09-23-2016 12:33 AM
I am trying to add a public certificate to an instant cluster running 22.214.171.124-126.96.36.199_44004 and although the gui says that the upload was successful for both "auth server" and "captive portal server" types I don't see any evidence of the cert on the device. I am unable to verify if its being used by captive portal as its on a remote customer site but its certainly not being used for login to the Webui. Is there a way to verify if the cert is on the device? Do I have to do something in additiona to uploading it for it to be used?
09-26-2016 04:11 AM
TAC have replied that the order in which you append the items in the pem file is different from that of the format required by the controller. It seems the private key should be appended before the public key. The customer hasn't supplied a public key - is this something I can get hold of from the CA?
09-26-2016 03:00 PM
When uploading Choose certificate type: captive portal server.

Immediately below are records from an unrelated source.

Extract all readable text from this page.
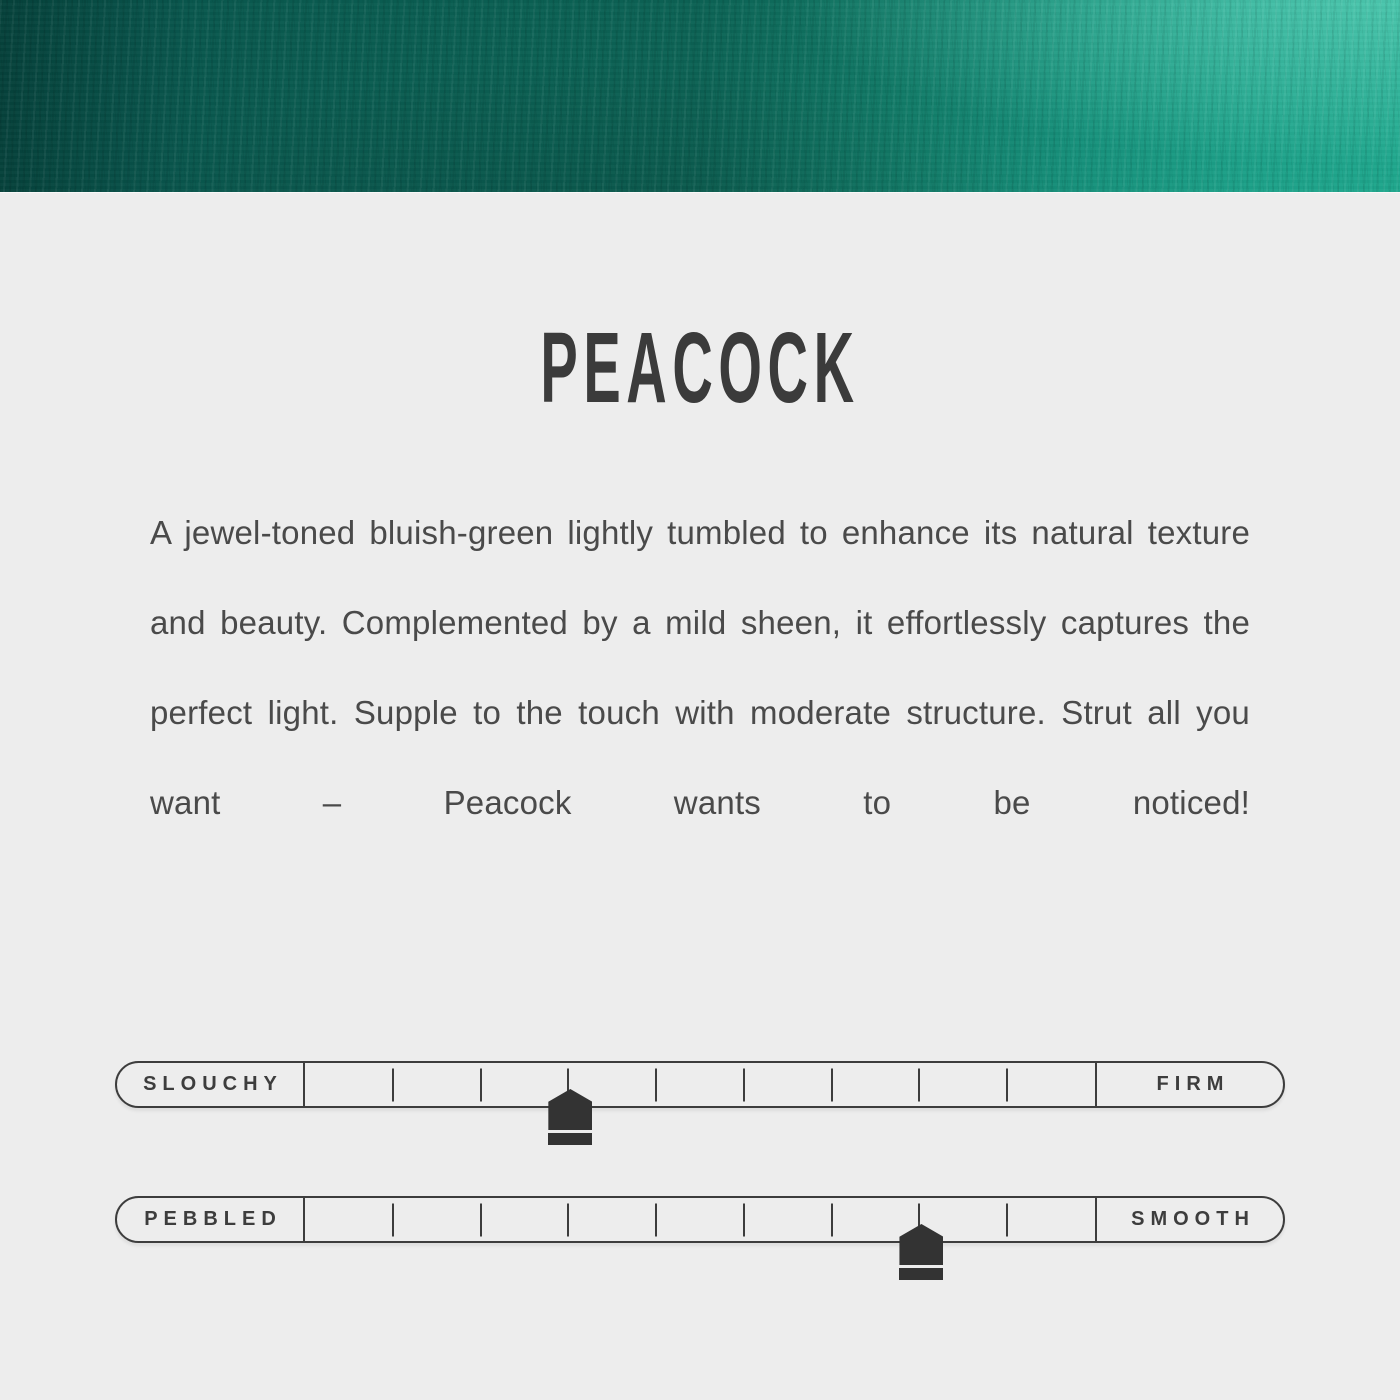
PEACOCK

A jewel-toned bluish-green lightly tumbled to enhance its natural texture and beauty. Complemented by a mild sheen, it effortlessly captures the perfect light. Supple to the touch with moderate structure. Strut all you want – Peacock wants to be noticed!

SLOUCHY	FIRM
PEBBLED	SMOOTH
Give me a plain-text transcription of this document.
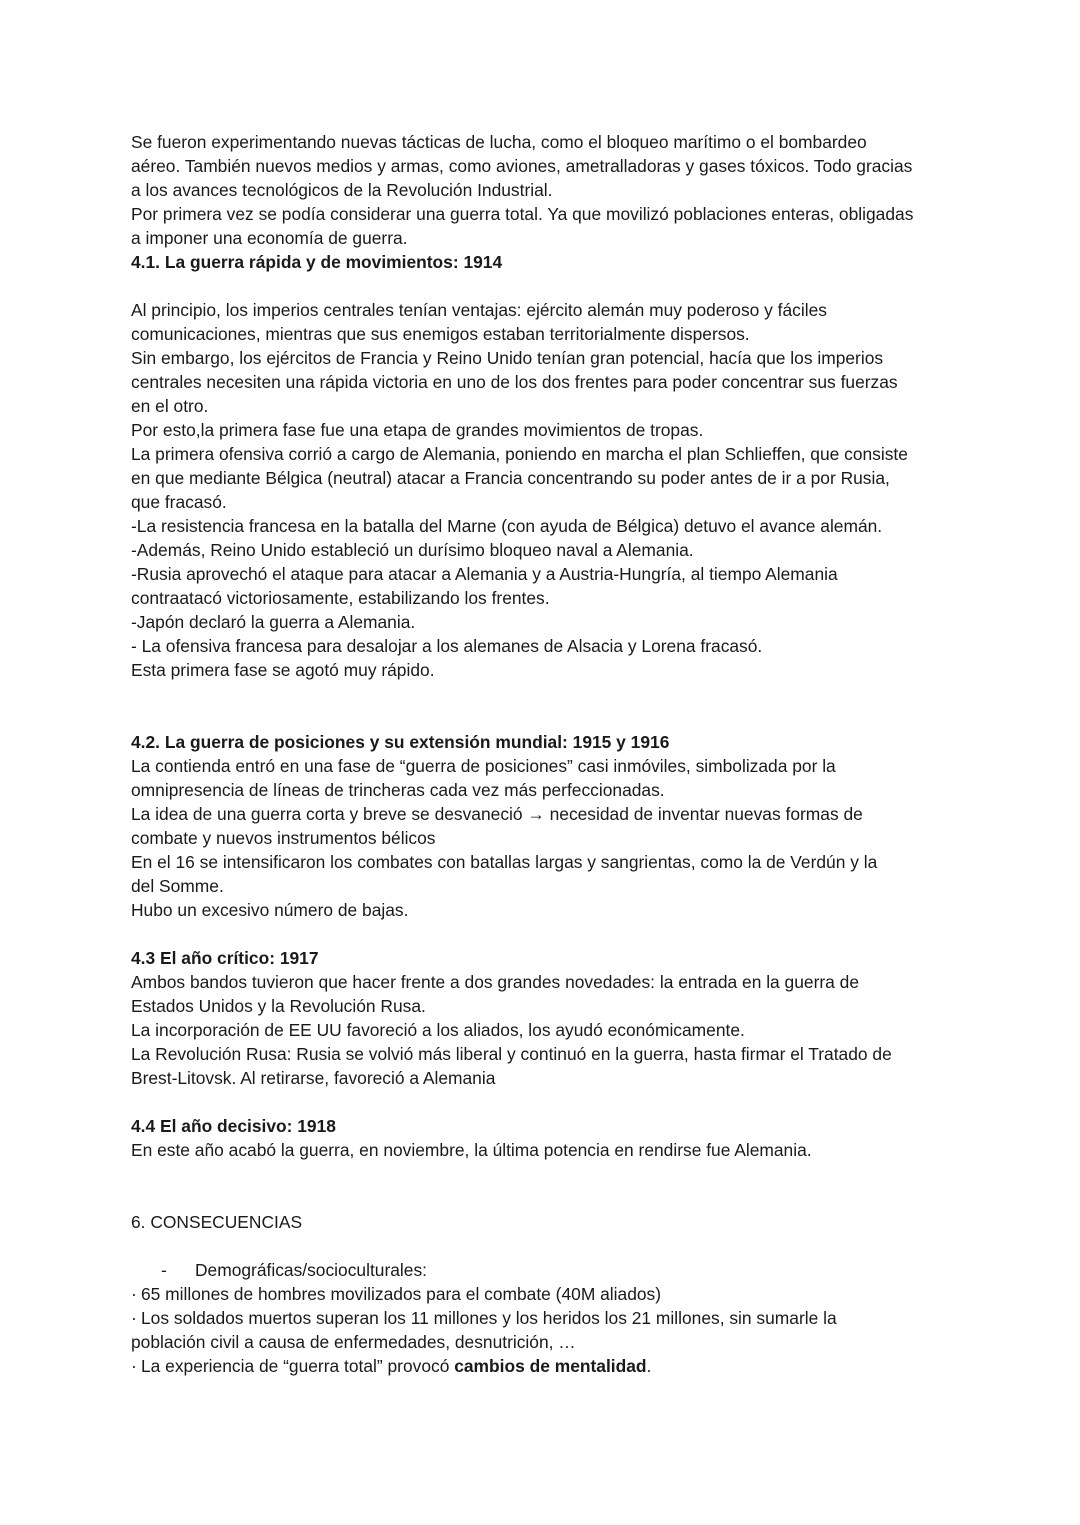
Se fueron experimentando nuevas tácticas de lucha, como el bloqueo marítimo o el bombardeo
aéreo. También nuevos medios y armas, como aviones, ametralladoras y gases tóxicos. Todo gracias
a los avances tecnológicos de la Revolución Industrial.
Por primera vez se podía considerar una guerra total. Ya que movilizó poblaciones enteras, obligadas
a imponer una economía de guerra.
4.1. La guerra rápida y de movimientos: 1914
Al principio, los imperios centrales tenían ventajas: ejército alemán muy poderoso y fáciles
comunicaciones, mientras que sus enemigos estaban territorialmente dispersos.
Sin embargo, los ejércitos de Francia y Reino Unido tenían gran potencial, hacía que los imperios
centrales necesiten una rápida victoria en uno de los dos frentes para poder concentrar sus fuerzas
en el otro.
Por esto,la primera fase fue una etapa de grandes movimientos de tropas.
La primera ofensiva corrió a cargo de Alemania, poniendo en marcha el plan Schlieffen, que consiste
en que mediante Bélgica (neutral) atacar a Francia concentrando su poder antes de ir a por Rusia,
que fracasó.
-La resistencia francesa en la batalla del Marne (con ayuda de Bélgica) detuvo el avance alemán.
-Además, Reino Unido estableció un durísimo bloqueo naval a Alemania.
-Rusia aprovechó el ataque para atacar a Alemania y a Austria-Hungría, al tiempo Alemania
contraatacó victoriosamente, estabilizando los frentes.
-Japón declaró la guerra a Alemania.
- La ofensiva francesa para desalojar a los alemanes de Alsacia y Lorena fracasó.
Esta primera fase se agotó muy rápido.
4.2. La guerra de posiciones y su extensión mundial: 1915 y 1916
La contienda entró en una fase de “guerra de posiciones” casi inmóviles, simbolizada por la
omnipresencia de líneas de trincheras cada vez más perfeccionadas.
La idea de una guerra corta y breve se desvaneció → necesidad de inventar nuevas formas de
combate y nuevos instrumentos bélicos
En el 16 se intensificaron los combates con batallas largas y sangrientas, como la de Verdún y la
del Somme.
Hubo un excesivo número de bajas.
4.3 El año crítico: 1917
Ambos bandos tuvieron que hacer frente a dos grandes novedades: la entrada en la guerra de
Estados Unidos y la Revolución Rusa.
La incorporación de EE UU favoreció a los aliados, los ayudó económicamente.
La Revolución Rusa: Rusia se volvió más liberal y continuó en la guerra, hasta firmar el Tratado de
Brest-Litovsk. Al retirarse, favoreció a Alemania
4.4 El año decisivo: 1918
En este año acabó la guerra, en noviembre, la última potencia en rendirse fue Alemania.
6. CONSECUENCIAS
- Demográficas/socioculturales:
· 65 millones de hombres movilizados para el combate (40M aliados)
· Los soldados muertos superan los 11 millones y los heridos los 21 millones, sin sumarle la
población civil a causa de enfermedades, desnutrición, …
· La experiencia de “guerra total” provocó cambios de mentalidad.
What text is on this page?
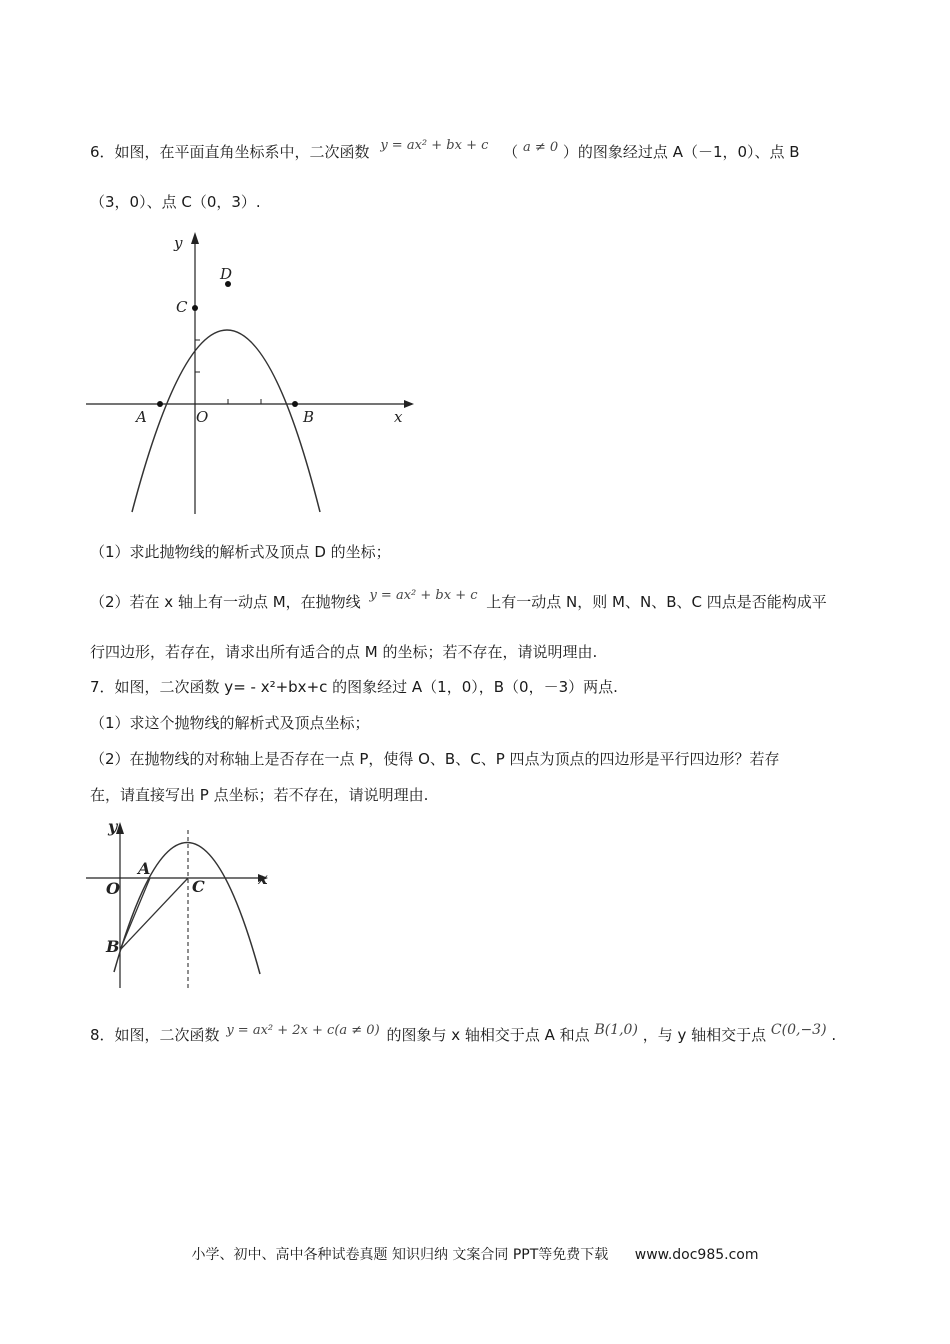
6．如图，在平面直角坐标系中，二次函数 y = ax² + bx + c （ a ≠ 0 ）的图象经过点 A（－1，0）、点 B
（3，0）、点 C（0，3）.
y
x
A	O	B
C
D
（1）求此抛物线的解析式及顶点 D 的坐标；
（2）若在 x 轴上有一动点 M，在抛物线 y = ax² + bx + c 上有一动点 N，则 M、N、B、C 四点是否能构成平
行四边形，若存在，请求出所有适合的点 M 的坐标；若不存在，请说明理由.
7．如图，二次函数 y= - x²+bx+c 的图象经过 A（1，0），B（0，－3）两点.
（1）求这个抛物线的解析式及顶点坐标；
（2）在抛物线的对称轴上是否存在一点 P，使得 O、B、C、P 四点为顶点的四边形是平行四边形？若存
在，请直接写出 P 点坐标；若不存在，请说明理由.
y
x
O
A
B
C
8．如图，二次函数 y = ax² + 2x + c(a ≠ 0) 的图象与 x 轴相交于点 A 和点 B(1,0) ，与 y 轴相交于点 C(0,−3) .
小学、初中、高中各种试卷真题 知识归纳 文案合同 PPT等免费下载 www.doc985.com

Build your pem in this order:
Intermediate CA (if you have more than one include them all in the order your vendor says is 1st, 2nd etc...)
I did not have to include my vendors AddTrustExternalCARoot, but I did have 2 intermediates.
09-27-2016 05:21 AM
The certificate is fine the issue lies in the Instant code, here is the explanation from TAC -
"This issue has been reported internally already with the Engineering team. As per their update, they changed the SSL library in the initial codes. Hence, it could not support kinds of certificates."